This chapter covers
- Options for parallel map and reduce routines in PySpark
- Convenience methods of PySpark’s RDD class for common operations
- Implementing the historic PageRank algorithm in PySpark
In chapter 7, we learned about Hadoop and Spark, two frameworks for distributed computing. In chapter 8, we dove into the weeds of Hadoop, taking a close look at how we might use it to parallelize our Python work for large datasets. In this chapter, we’ll become familiar with PySpark—the Scala-based, in-memory, large dataset processing framework.
As mentioned in chapter 7, Spark has some advantages:
- Spark can be very, very fast.
- Spark programs use all the same map and reduce techniques we learned about in chapters 2 through 6.
- We can code our Spark programs entirely in Python, taking advantage of the thorough PySpark API.
In this chapter, we’ll take a look at how we can make the most of PySpark by focusing on its foundational class: the RDD—Resilient Distributed Dataset.
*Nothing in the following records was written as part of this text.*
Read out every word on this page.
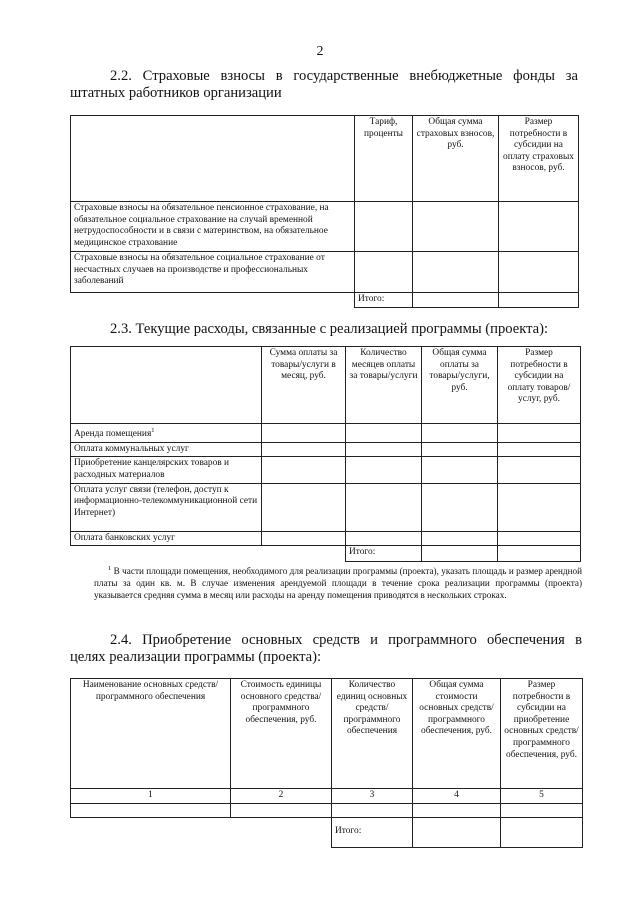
2
2.2. Страховые взносы в государственные внебюджетные фонды за
штатных работников организации
	Тариф, проценты	Общая сумма страховых взносов, руб.	Размер потребности в субсидии на оплату страховых взносов, руб.
Страховые взносы на обязательное пенсионное страхование, на обязательное социальное страхование на случай временной нетрудоспособности и в связи с материнством, на обязательное медицинское страхование			
Страховые взносы на обязательное социальное страхование от несчастных случаев на производстве и профессиональных заболеваний			
	Итого:		
2.3. Текущие расходы, связанные с реализацией программы (проекта):
	Сумма оплаты за товары/услуги в месяц, руб.	Количество месяцев оплаты за товары/услуги	Общая сумма оплаты за товары/услуги, руб.	Размер потребности в субсидии на оплату товаров/услуг, руб.
Аренда помещения$^1$				
Оплата коммунальных услуг				
Приобретение канцелярских товаров и расходных материалов				
Оплата услуг связи (телефон, доступ к информационно-телекоммуникационной сети Интернет)				
Оплата банковских услуг				
		Итого:		
$^1$ В части площади помещения, необходимого для реализации программы (проекта), указать площадь и размер арендной платы за один кв. м. В случае изменения арендуемой площади в течение срока реализации программы (проекта) указывается средняя сумма в месяц или расходы на аренду помещения приводятся в нескольких строках.
2.4. Приобретение основных средств и программного обеспечения в
целях реализации программы (проекта):
Наименование основных средств/ программного обеспечения	Стоимость единицы основного средства/ программного обеспечения, руб.	Количество единиц основных средств/ программного обеспечения	Общая сумма стоимости основных средств/ программного обеспечения, руб.	Размер потребности в субсидии на приобретение основных средств/ программного обеспечения, руб.
1	2	3	4	5

		Итого:		
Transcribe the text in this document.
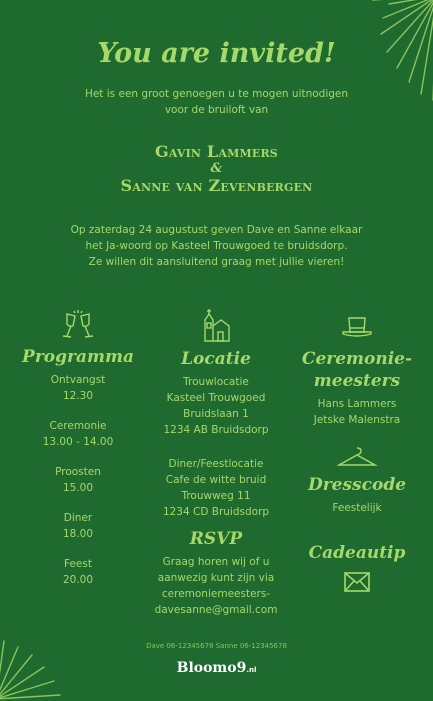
You are invited!
Het is een groot genoegen u te mogen uitnodigen
voor de bruiloft van
Gavin Lammers
&
Sanne van Zevenbergen
Op zaterdag 24 augustust geven Dave en Sanne elkaar
het Ja-woord op Kasteel Trouwgoed te bruidsdorp.
Ze willen dit aansluitend graag met jullie vieren!
Programma
Ontvangst
12.30
Ceremonie
13.00 - 14.00
Proosten
15.00
Diner
18.00
Feest
20.00
Locatie
Trouwlocatie
Kasteel Trouwgoed
Bruidslaan 1
1234 AB Bruidsdorp
Diner/Feestlocatie
Cafe de witte bruid
Trouwweg 11
1234 CD Bruidsdorp
RSVP
Graag horen wij of u
aanwezig kunt zijn via
ceremoniemeesters-
davesanne@gmail.com
Ceremonie-
meesters
Hans Lammers
Jetske Malenstra
Dresscode
Feestelijk
Cadeautip
Dave 06-12345678 Sanne 06-12345678
Bloomo9.nl
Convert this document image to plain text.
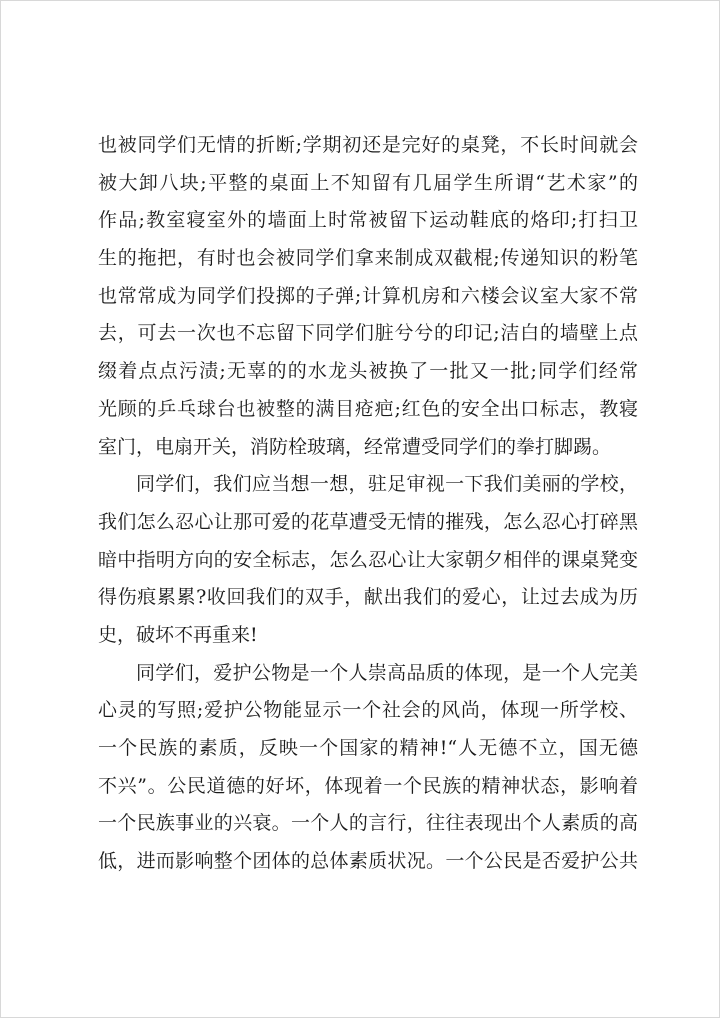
也被同学们无情的折断;学期初还是完好的桌凳，不长时间就会
被大卸八块;平整的桌面上不知留有几届学生所谓“艺术家”的
作品;教室寝室外的墙面上时常被留下运动鞋底的烙印;打扫卫
生的拖把，有时也会被同学们拿来制成双截棍;传递知识的粉笔
也常常成为同学们投掷的子弹;计算机房和六楼会议室大家不常
去，可去一次也不忘留下同学们脏兮兮的印记;洁白的墙壁上点
缀着点点污渍;无辜的的水龙头被换了一批又一批;同学们经常
光顾的乒乓球台也被整的满目疮疤;红色的安全出口标志，教寝
室门，电扇开关，消防栓玻璃，经常遭受同学们的拳打脚踢。
同学们，我们应当想一想，驻足审视一下我们美丽的学校，
我们怎么忍心让那可爱的花草遭受无情的摧残，怎么忍心打碎黑
暗中指明方向的安全标志，怎么忍心让大家朝夕相伴的课桌凳变
得伤痕累累?收回我们的双手，献出我们的爱心，让过去成为历
史，破坏不再重来!
同学们，爱护公物是一个人崇高品质的体现，是一个人完美
心灵的写照;爱护公物能显示一个社会的风尚，体现一所学校、
一个民族的素质，反映一个国家的精神!“人无德不立，国无德
不兴”。公民道德的好坏，体现着一个民族的精神状态，影响着
一个民族事业的兴衰。一个人的言行，往往表现出个人素质的高
低，进而影响整个团体的总体素质状况。一个公民是否爱护公共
We’ll explore the map and reduce-like methods of the RDD that we can use to perform familiar map and reduce workflows in parallel. We’ll learn about some of the RDD class’s convenience methods that make our lives easier. And we’ll learn all this by implementing the PageRank algorithm—the simple but elegant ranking algorithm that once formed the backbone of Google’s search.